You are currently viewing Latar Belakang Sejarah (Bagian 3), Candi Sewu dan Sejarah Pemugarannya

Latar Belakang Sejarah (Bagian 3), Candi Sewu dan Sejarah Pemugarannya

Balai Pelestarian Cagar Budaya Provinsi Jawa Tengah sampai saat terus menerbitkan buku bertema Cagar Budaya. Beberapa buku yang telah diterbitkan merupakan buku yang cukup sering digunakan untuk referensi guna melakukan tindakan pelestarian suatu cagar budaya. Buku-buku ini sering disebut sebagai buku “Babon” karena sangat memegang peranan penting. Salah satu buku “Babon” ini adalah Buku Candi Sewu dan Sejarah Pemugarannya. Adapun tim penulis buku ini adalah Penasehat/editor : IGN Anom, Penanggung Jawab : Tri Hatmaji, Tim Penyusun terdiri dari Ketua : Kusen, Anggota : I Made Kusumajaya, Gutomo, Rusmulia Ciptadi H, Murdjijono, Sudarno, dan Suhardi. Buku ini diterbitkan sebagai bagian Proyek Pelestarian / Pemanfaatan Peninggalan Sejarah dan Purbakala Jawa Tengah 1991- 1992. Untuk lebih memudahkan akses masyarakat untuk dapat membaca buku ini, laman ini akan menampilkan bagian per bagian dari buku Candi Sewu dan Sejarah Pemugarannya.

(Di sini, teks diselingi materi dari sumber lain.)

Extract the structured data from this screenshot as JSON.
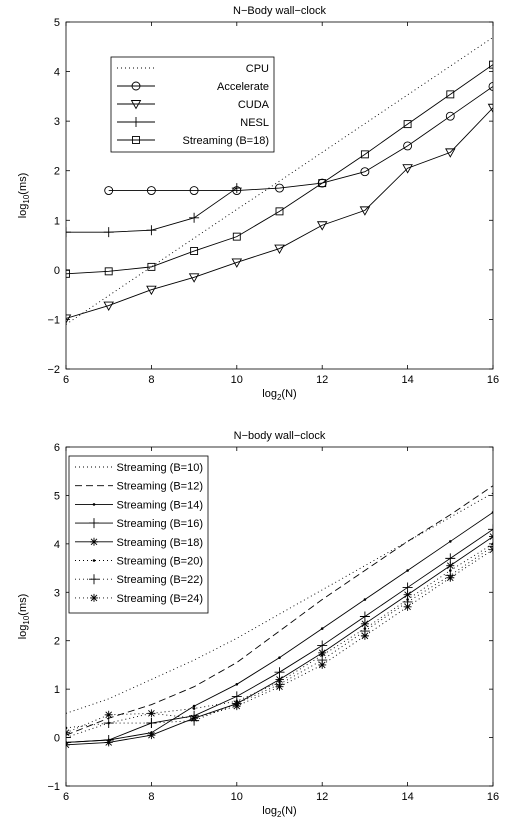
{
  "chart_data": [
    {
      "type": "line",
      "title": "N−Body wall−clock",
      "xlabel": "log",
      "xlabel_sub": "2",
      "xlabel_tail": "(N)",
      "ylabel": "log",
      "ylabel_sub": "10",
      "ylabel_tail": "(ms)",
      "xlim": [
        6,
        16
      ],
      "ylim": [
        -2,
        5
      ],
      "xticks": [
        6,
        8,
        10,
        12,
        14,
        16
      ],
      "yticks": [
        -2,
        -1,
        0,
        1,
        2,
        3,
        4,
        5
      ],
      "legend_position": "top-left",
      "series": [
        {
          "name": "CPU",
          "style": "dotted",
          "marker": "none",
          "x": [
            6,
            7,
            8,
            9,
            10,
            11,
            12,
            13,
            14,
            15,
            16
          ],
          "y": [
            -1.1,
            -0.52,
            0.06,
            0.64,
            1.22,
            1.79,
            2.37,
            2.95,
            3.53,
            4.11,
            4.69
          ]
        },
        {
          "name": "Accelerate",
          "style": "solid",
          "marker": "circle",
          "x": [
            7,
            8,
            9,
            10,
            11,
            12,
            13,
            14,
            15,
            16
          ],
          "y": [
            1.6,
            1.6,
            1.6,
            1.6,
            1.65,
            1.75,
            1.98,
            2.5,
            3.1,
            3.7
          ]
        },
        {
          "name": "CUDA",
          "style": "solid",
          "marker": "triangle-down",
          "x": [
            6,
            7,
            8,
            9,
            10,
            11,
            12,
            13,
            14,
            15,
            16
          ],
          "y": [
            -0.98,
            -0.72,
            -0.4,
            -0.15,
            0.15,
            0.43,
            0.9,
            1.2,
            2.05,
            2.37,
            3.27
          ]
        },
        {
          "name": "NESL",
          "style": "solid",
          "marker": "plus",
          "x": [
            6,
            7,
            8,
            9,
            10
          ],
          "y": [
            0.76,
            0.76,
            0.8,
            1.05,
            1.65
          ]
        },
        {
          "name": "Streaming (B=18)",
          "style": "solid",
          "marker": "square",
          "x": [
            6,
            7,
            8,
            9,
            10,
            11,
            12,
            13,
            14,
            15,
            16
          ],
          "y": [
            -0.08,
            -0.03,
            0.06,
            0.38,
            0.67,
            1.18,
            1.75,
            2.33,
            2.94,
            3.54,
            4.14
          ]
        }
      ]
    },
    {
      "type": "line",
      "title": "N−body wall−clock",
      "xlabel": "log",
      "xlabel_sub": "2",
      "xlabel_tail": "(N)",
      "ylabel": "log",
      "ylabel_sub": "10",
      "ylabel_tail": "(ms)",
      "xlim": [
        6,
        16
      ],
      "ylim": [
        -1,
        6
      ],
      "xticks": [
        6,
        8,
        10,
        12,
        14,
        16
      ],
      "yticks": [
        -1,
        0,
        1,
        2,
        3,
        4,
        5,
        6
      ],
      "legend_position": "top-left",
      "series": [
        {
          "name": "Streaming (B=10)",
          "style": "dotted",
          "marker": "none",
          "x": [
            6,
            7,
            8,
            9,
            10,
            11,
            12,
            13,
            14,
            15,
            16
          ],
          "y": [
            0.5,
            0.8,
            1.2,
            1.6,
            2.05,
            2.55,
            3.05,
            3.55,
            4.05,
            4.55,
            5.05
          ]
        },
        {
          "name": "Streaming (B=12)",
          "style": "dashed",
          "marker": "none",
          "x": [
            6,
            7,
            8,
            9,
            10,
            11,
            12,
            13,
            14,
            15,
            16
          ],
          "y": [
            0.05,
            0.4,
            0.68,
            1.05,
            1.55,
            2.2,
            2.85,
            3.45,
            4.05,
            4.6,
            5.2
          ]
        },
        {
          "name": "Streaming (B=14)",
          "style": "solid",
          "marker": "dot",
          "x": [
            6,
            7,
            8,
            9,
            10,
            11,
            12,
            13,
            14,
            15,
            16
          ],
          "y": [
            -0.1,
            -0.05,
            0.1,
            0.65,
            1.1,
            1.65,
            2.25,
            2.85,
            3.45,
            4.05,
            4.65
          ]
        },
        {
          "name": "Streaming (B=16)",
          "style": "solid",
          "marker": "plus",
          "x": [
            6,
            7,
            8,
            9,
            10,
            11,
            12,
            13,
            14,
            15,
            16
          ],
          "y": [
            -0.1,
            -0.05,
            0.3,
            0.45,
            0.85,
            1.35,
            1.9,
            2.5,
            3.1,
            3.7,
            4.3
          ]
        },
        {
          "name": "Streaming (B=18)",
          "style": "solid",
          "marker": "asterisk",
          "x": [
            6,
            7,
            8,
            9,
            10,
            11,
            12,
            13,
            14,
            15,
            16
          ],
          "y": [
            -0.15,
            -0.1,
            0.05,
            0.4,
            0.7,
            1.2,
            1.75,
            2.35,
            2.95,
            3.55,
            4.15
          ]
        },
        {
          "name": "Streaming (B=20)",
          "style": "dotted",
          "marker": "dot",
          "x": [
            6,
            7,
            8,
            9,
            10,
            11,
            12,
            13,
            14,
            15,
            16
          ],
          "y": [
            0.2,
            0.3,
            0.5,
            0.6,
            0.75,
            1.15,
            1.7,
            2.25,
            2.85,
            3.45,
            4.0
          ]
        },
        {
          "name": "Streaming (B=22)",
          "style": "dotted",
          "marker": "plus",
          "x": [
            6,
            7,
            8,
            9,
            10,
            11,
            12,
            13,
            14,
            15,
            16
          ],
          "y": [
            0.0,
            0.3,
            0.3,
            0.35,
            0.7,
            1.1,
            1.6,
            2.2,
            2.8,
            3.35,
            3.95
          ]
        },
        {
          "name": "Streaming (B=24)",
          "style": "dotted",
          "marker": "asterisk",
          "x": [
            6,
            7,
            8,
            9,
            10,
            11,
            12,
            13,
            14,
            15,
            16
          ],
          "y": [
            0.1,
            0.47,
            0.5,
            0.4,
            0.65,
            1.05,
            1.5,
            2.1,
            2.7,
            3.3,
            3.88
          ]
        }
      ]
    }
  ]
}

Setelah gambaran umum tentang proses kedatangan pengaruh India ke Indonesia diuraikan, berikut ini akan dibahas tentang kasus yang terjadi di Jawa. Uraian yang disajikan di bawah ini terutama bersumber pada tulisan F.H. van Naerssen, The Economic And Administrative History Of Early Indonesia, tahun 1977. Sebelum kedatangan pengaruh India, di Jawa terdapat komunitas yang
terutama bermatapencaharian sebagai petani. Usaha pertanian disini sudah cukup maju karena telah mengenal pertanian sawah dengan padi sebagai tanaman utama. Mereka juga telah mengenal irigasi. Kelompok komunitas terkecil tinggal dalam sebuah desa yang disebut dengan wanua. Desa dipimpin oleh rama dan dewan tua-tua, sedang penduduk desanya disebut anak wanua. Selain rama di desa pertanian kecil ini juga terdapat pejabat lain yaitu antara lain hulu air (huler) yang tugasnya mengatur penggunaan air untuk
keperluan irigasi.

Air yang digunakan untuk irigasi terutama diambil dari sungai. Sepanjang aliran sungai dengan anak-anak sungainya tentunya terdapat terdapat lebih dari satu wanua. Agar penggunaan air tertib, beberapa wanua yang terletak dalam satu daerah aliran sungai membentuk federasi wanua yang kemudian satuan wilayahnya dikenal dengan nama watak. Watak dipimpin oleh seorang kepala daerah yang disebut raka. Pembentukan federasi wanua ini antara lain didorong oleh kesadaran bahwa sebuah wanua tidak mungkin menangani sendiri pembangunan sarana irigasi seperti bendungan misalnya yang membutuhkan biaya dan tenaga kerja yang tidak sedikit.

Raka sebagai pimpinan federasi wanua (watak) diberi wewenang untuk mengerahkan tenaga bagi pekerjaan- pekerjaan yang menyangkut kepentingan umum. Agar dapat menjalankan fungsinya dengan baik, dia mendapat hak untuk memperoleh sebagian besar hasil panen rakyatnya. Berawal dari sini seorang raka telah berubah menjadi raja yang memiliki wewenang memerintah. Dalam menjalankan perintahnya raka di bantu oleh sejumlah pejabat. Mereka inilah yang kemudian menjadi kelas penguasa sekaligus kelas konsumen yang memerintah dari keraton atau pusat pemerintahan.